FIG. 10 is a diagram showing an example of reading out the image memory of the radar device according to the fourth embodiment, in which (A) and (B) are the contents of two image memories, and (C) is one configured screen. The images are shown respectively.

Claims (3)

[Claims] 1. Means for converting video signals obtained from a plurality of radars into digital image data, an image memory for allocating the image data to sections at approximately equal intervals and storing them as a single image; A radar comprising means for determining a writing address to the image memory from an antenna azimuth signal and a transmission/reception timing signal obtained from the radar, and means for writing image data at the determined address and within the allocated section.

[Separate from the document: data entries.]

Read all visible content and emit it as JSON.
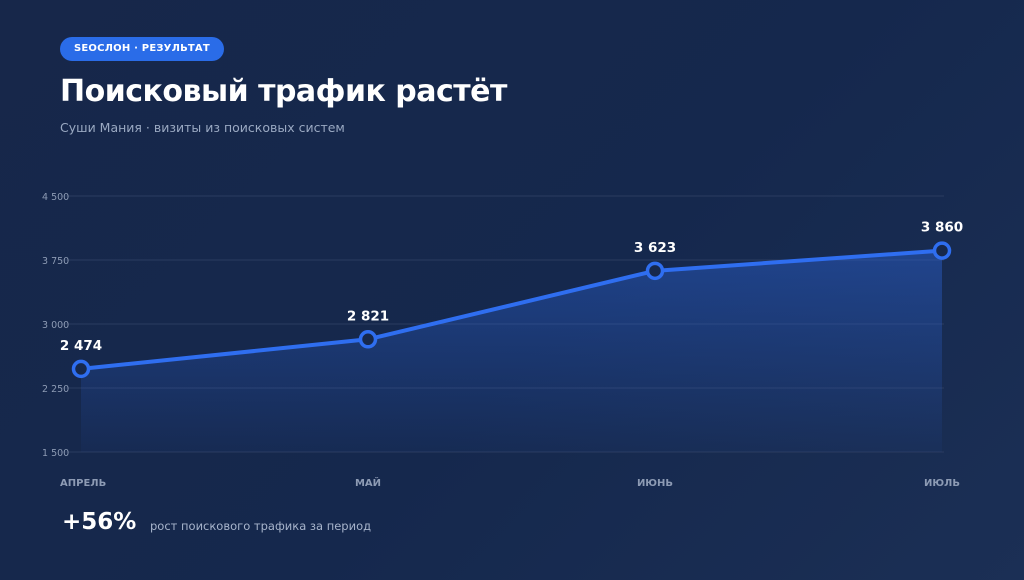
{
  "header": {
    "badge": "SEOCЛОН · РЕЗУЛЬТАТ",
    "title": "Поисковый трафик растёт",
    "subtitle": "Суши Мания · визиты из поисковых систем"
  },
  "summary": {
    "growth": "+56%",
    "caption": "рост поискового трафика за период"
  },
  "colors": {
    "accent": "#2a6ce8",
    "line": "#2f6ef0",
    "grid": "#2b3c60",
    "tick": "#8d9bb4",
    "label": "#ffffff"
  },
  "chart_data": {
    "type": "area",
    "categories": [
      "АПРЕЛЬ",
      "МАЙ",
      "ИЮНЬ",
      "ИЮЛЬ"
    ],
    "series": [
      {
        "values": [
          2474,
          2821,
          3623,
          3860
        ],
        "labels": [
          "2 474",
          "2 821",
          "3 623",
          "3 860"
        ]
      }
    ],
    "y_ticks": [
      1500,
      2250,
      3000,
      3750,
      4500
    ],
    "y_tick_labels": [
      "1 500",
      "2 250",
      "3 000",
      "3 750",
      "4 500"
    ],
    "ylim": [
      1500,
      4500
    ],
    "grid": true,
    "legend": "none"
  }
}
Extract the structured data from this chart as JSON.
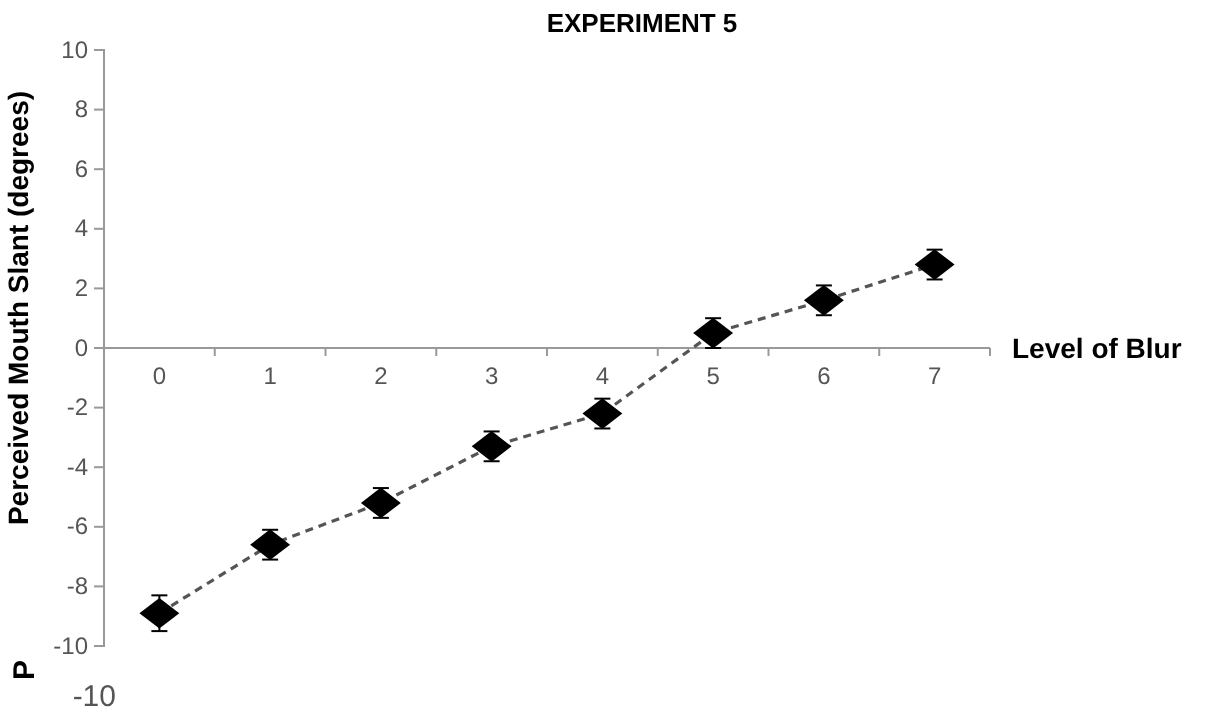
{
  "chart_data": {
    "type": "line",
    "title": "EXPERIMENT 5",
    "xlabel": "Level of Blur",
    "ylabel": "Perceived Mouth Slant (degrees)",
    "categories": [
      "0",
      "1",
      "2",
      "3",
      "4",
      "5",
      "6",
      "7"
    ],
    "series": [
      {
        "color": "#000000",
        "values": [
          -8.9,
          -6.6,
          -5.2,
          -3.3,
          -2.2,
          0.5,
          1.6,
          2.8
        ],
        "errors": [
          0.6,
          0.5,
          0.5,
          0.5,
          0.5,
          0.5,
          0.5,
          0.5
        ]
      }
    ],
    "ylim": [
      -10,
      10
    ],
    "yticks": [
      -10,
      -8,
      -6,
      -4,
      -2,
      0,
      2,
      4,
      6,
      8,
      10
    ],
    "marker": "diamond",
    "line_style": "dashed",
    "grid": false,
    "annotations": [
      "P",
      "-10"
    ]
  }
}
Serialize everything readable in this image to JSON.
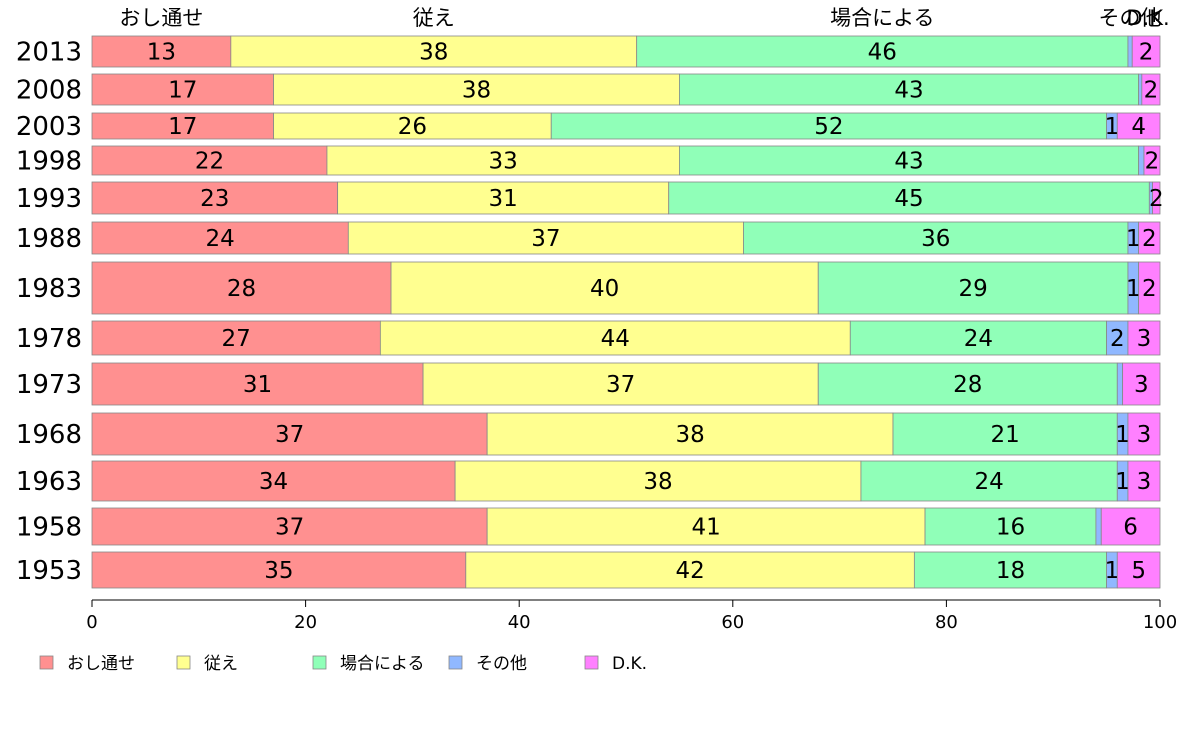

Device. 2. An image memory for storing digital image data of radar images obtained from a plurality of radars, an image data readout control means for reading out data at the same address from the plurality of image memories, and an image data readout control means for reading out data at the same address from the plurality of image memories; A radar device comprising image data synthesis means for calculating an added value or an average value. 3. An image memory for storing digital image data of radar images obtained from a plurality of radars, and means for reading image data from each image memory at an address different from read addresses of other image memories, A radar device characterized in that an image for one screen is constructed from image data read from each image memory.